Naturally, my Master uses me in every possible way and once I had tasted this wonderful world I realize that I never can or will go back to living an “ordinary” life with vanilla sex.
You would probably not notice anything special about me if we met. On the surface a quite ordinary single mother of two teenagers. Maybe a bit shy and discreet. Yes, that is also the picture I like to convey of myself. This blog is one way of letting out the steam – to share my thoughts and experiences with others who enjoy the lifestyle and have similar interests.
Once again: I am NOT looking for a Master, neither in rl or cyber. However, one thing that really turns me on is practising self-discipline. My beloved Master, owner of my body and my mind, often gives me detailed orders of self-discipline that I have to carry out and then report to Him. We both agree that it would be very exciting if somebody else would give me orders of self-discipline that I can carry out.

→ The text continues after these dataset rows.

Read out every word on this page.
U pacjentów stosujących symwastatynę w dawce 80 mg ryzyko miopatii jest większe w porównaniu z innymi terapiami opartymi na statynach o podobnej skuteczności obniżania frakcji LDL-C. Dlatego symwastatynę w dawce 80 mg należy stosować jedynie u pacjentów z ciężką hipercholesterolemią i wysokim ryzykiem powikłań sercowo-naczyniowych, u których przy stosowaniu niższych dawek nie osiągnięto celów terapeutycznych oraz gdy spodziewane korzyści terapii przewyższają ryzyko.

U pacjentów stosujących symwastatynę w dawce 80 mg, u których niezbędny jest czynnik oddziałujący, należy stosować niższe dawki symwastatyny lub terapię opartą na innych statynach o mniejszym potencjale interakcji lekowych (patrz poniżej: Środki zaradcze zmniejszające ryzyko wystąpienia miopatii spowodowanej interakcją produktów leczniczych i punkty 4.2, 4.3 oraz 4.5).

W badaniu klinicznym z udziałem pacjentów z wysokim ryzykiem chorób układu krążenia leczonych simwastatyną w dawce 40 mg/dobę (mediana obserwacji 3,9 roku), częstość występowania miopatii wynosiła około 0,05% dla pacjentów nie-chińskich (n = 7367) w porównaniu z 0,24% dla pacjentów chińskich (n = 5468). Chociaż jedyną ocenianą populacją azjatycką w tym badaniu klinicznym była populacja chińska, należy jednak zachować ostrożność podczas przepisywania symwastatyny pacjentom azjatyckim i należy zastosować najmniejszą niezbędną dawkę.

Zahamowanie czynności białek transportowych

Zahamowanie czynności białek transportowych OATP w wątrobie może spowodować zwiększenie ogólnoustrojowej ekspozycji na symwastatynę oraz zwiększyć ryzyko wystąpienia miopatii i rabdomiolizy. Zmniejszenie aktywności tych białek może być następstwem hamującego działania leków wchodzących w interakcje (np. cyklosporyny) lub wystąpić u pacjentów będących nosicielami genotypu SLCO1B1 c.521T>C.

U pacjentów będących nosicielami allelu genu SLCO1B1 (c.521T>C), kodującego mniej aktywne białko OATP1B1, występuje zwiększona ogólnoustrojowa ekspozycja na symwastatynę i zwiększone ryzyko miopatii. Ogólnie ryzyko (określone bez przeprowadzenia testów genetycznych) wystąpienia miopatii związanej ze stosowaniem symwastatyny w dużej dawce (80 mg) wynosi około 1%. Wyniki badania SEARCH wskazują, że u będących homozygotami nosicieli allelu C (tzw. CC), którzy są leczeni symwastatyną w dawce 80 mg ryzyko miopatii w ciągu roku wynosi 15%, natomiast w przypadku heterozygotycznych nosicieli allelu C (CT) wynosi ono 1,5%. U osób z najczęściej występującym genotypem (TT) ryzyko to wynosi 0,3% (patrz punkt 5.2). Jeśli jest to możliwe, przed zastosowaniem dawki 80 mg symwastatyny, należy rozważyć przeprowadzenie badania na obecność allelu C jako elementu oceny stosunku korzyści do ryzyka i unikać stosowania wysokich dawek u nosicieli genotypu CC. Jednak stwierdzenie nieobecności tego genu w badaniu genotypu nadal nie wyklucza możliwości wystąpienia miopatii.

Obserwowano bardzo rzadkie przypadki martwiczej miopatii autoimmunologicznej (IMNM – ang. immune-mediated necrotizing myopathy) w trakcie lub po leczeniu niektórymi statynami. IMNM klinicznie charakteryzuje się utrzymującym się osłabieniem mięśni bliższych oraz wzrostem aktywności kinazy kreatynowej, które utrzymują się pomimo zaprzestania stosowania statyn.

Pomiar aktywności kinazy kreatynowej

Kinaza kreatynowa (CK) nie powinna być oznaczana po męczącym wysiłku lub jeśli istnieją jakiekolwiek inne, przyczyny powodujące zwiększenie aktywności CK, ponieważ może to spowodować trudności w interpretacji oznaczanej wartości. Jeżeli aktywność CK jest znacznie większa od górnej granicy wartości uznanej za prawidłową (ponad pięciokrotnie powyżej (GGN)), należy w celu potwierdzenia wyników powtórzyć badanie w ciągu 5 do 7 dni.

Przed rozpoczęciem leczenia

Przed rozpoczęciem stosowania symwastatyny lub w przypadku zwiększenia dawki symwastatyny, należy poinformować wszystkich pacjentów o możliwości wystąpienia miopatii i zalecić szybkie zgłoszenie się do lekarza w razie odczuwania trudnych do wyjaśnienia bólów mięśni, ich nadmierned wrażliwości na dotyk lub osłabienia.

I will then report of the results in the blog.
As for my limits: animalsex, kidsex and scat are definite no-nos for me. Also, mutilation and lasting damage is not my bag. Therefore, knife scars, for instance, is not something for me. However, I do have a very high pain tolerance and it increases all the time as the endorphin level is building up within my body. My Master often whips me so hard that bloody streaks results and when I use a whip or rod on myself, I want to strike as hard as I possibly can, leaving marks and scars that will last for a long time.
Although I live what seems like a most ordinary life, my passions are boiling beneath the surface all the time. Sometime I am totally desperate to get away to experience pain for a while and then drive myself to orgasms, one after another. Pain brings me the most wonderful orgasms and I could not live without it.
I am just starting this blog and I hope we will get to know each other better as we go along. Personally, I feel the mental part of dominance and submission very exciting and I love sharing fantasies. I also love to write about my experiences and fantasies.
So, this is my confession, or, shall we say, my introduction. I look forward to sharing thoughts, views and fantasies with you all.